Я делаю вдох, и легкие наполняются ароматом воска, дорогих духов и сотен лилий, украшающих бальный зал.
Музыка вальса льется, словно золотое вино, и, хотя я стою на месте, моя душа уже кружится в танце.
Сегодня немного волнуюсь, потому что все это устроено в честь моего двадцать первого дня рождения.
Тысячи свечей в хрустальных люстрах отражаются в начищенном до блеска мраморном полу.
Я знаю, что мачеха скажет потом. Что бал в честь ее родной дочери, Амелии, в прошлом году был и пышнее, и дороже. Что гостей было больше, а орхидеи, доставленные с юга, стоили целое состояние. Так и было.
Но я не сетую.
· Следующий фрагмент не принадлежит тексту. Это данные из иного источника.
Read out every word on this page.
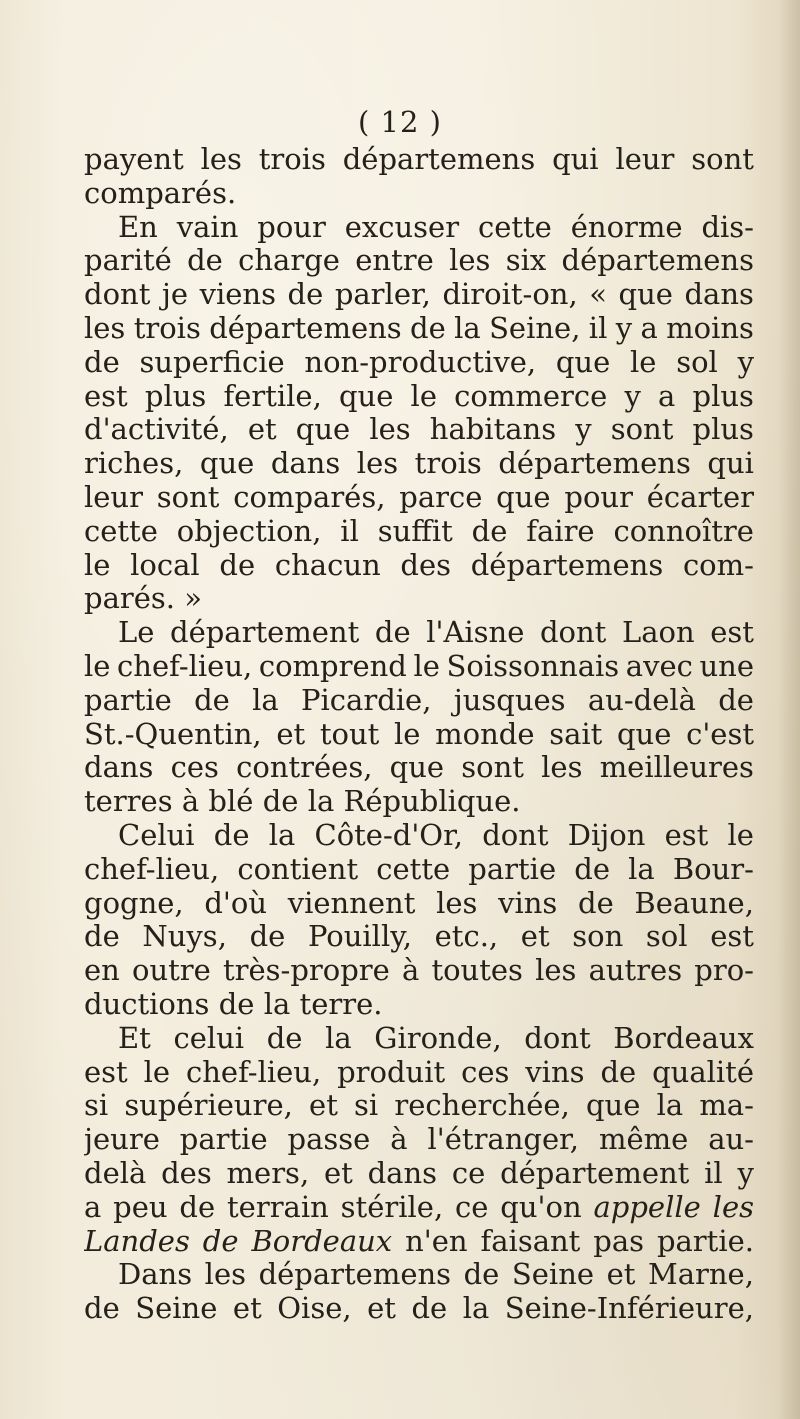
( 12 )
payent les trois départemens qui leur sont
comparés.
En vain pour excuser cette énorme dis-
parité de charge entre les six départemens
dont je viens de parler, diroit-on, « que dans
les trois départemens de la Seine, il y a moins
de superficie non-productive, que le sol y
est plus fertile, que le commerce y a plus
d'activité, et que les habitans y sont plus
riches, que dans les trois départemens qui
leur sont comparés, parce que pour écarter
cette objection, il suffit de faire connoître
le local de chacun des départemens com-
parés. »
Le département de l'Aisne dont Laon est
le chef-lieu, comprend le Soissonnais avec une
partie de la Picardie, jusques au-delà de
St.-Quentin, et tout le monde sait que c'est
dans ces contrées, que sont les meilleures
terres à blé de la République.
Celui de la Côte-d'Or, dont Dijon est le
chef-lieu, contient cette partie de la Bour-
gogne, d'où viennent les vins de Beaune,
de Nuys, de Pouilly, etc., et son sol est
en outre très-propre à toutes les autres pro-
ductions de la terre.
Et celui de la Gironde, dont Bordeaux
est le chef-lieu, produit ces vins de qualité
si supérieure, et si recherchée, que la ma-
jeure partie passe à l'étranger, même au-
delà des mers, et dans ce département il y
a peu de terrain stérile, ce qu'on appelle les
Landes de Bordeaux n'en faisant pas partie.
Dans les départemens de Seine et Marne,
de Seine et Oise, et de la Seine-Inférieure,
Я смотрю на сияние свечей, на счастливые лица гостей, и мое сердце переполняет благодарность.
Знаю, что этого бала могло и не быть и благодарна отцу за то, что он настоял, что решил устроить этот праздник для меня, несмотря на протесты, которые я слышу от леди Изоры всякий раз, когда речь заходит обо мне.
– Моя дорогая Жизель.
Я поворачиваюсь и встречаю улыбку отца. Он выглядит внушительно в своем парадном камзоле, и сегодня его глаза кажутся теплее, чем обычно.
– Двадцать один год. Ты стала настоящим украшением этого дома, – он мягко целует меня в лоб.
Рядом с ним, сверкая бриллиантами, стоит моя мачеха, леди Изора. Ее безупречная улыбка натянута, как струна.
– Да, дорогая. Просто... ослепительна, – ее голос – чистый мед, но глаза холодны. – Мы приготовили тебе кое-что особенное.
Изора протягивает мне плоскую бархатную коробку. Я послушно открываю ее. Внутри, на атласной подушке, лежит… ложечка для сахара, инкрустированная самоцветом.
– Ох, какая красивая, – улыбаюсь, стараясь не расстроить отца с Изорой. Они же… старались, когда выбирали подарок.
И неважно, что я даже чай пью без сахара.
– Достойный подарок для достойной дочери, – кивает отец, и мне на секунду становится не по себе от делового тона в его голосе.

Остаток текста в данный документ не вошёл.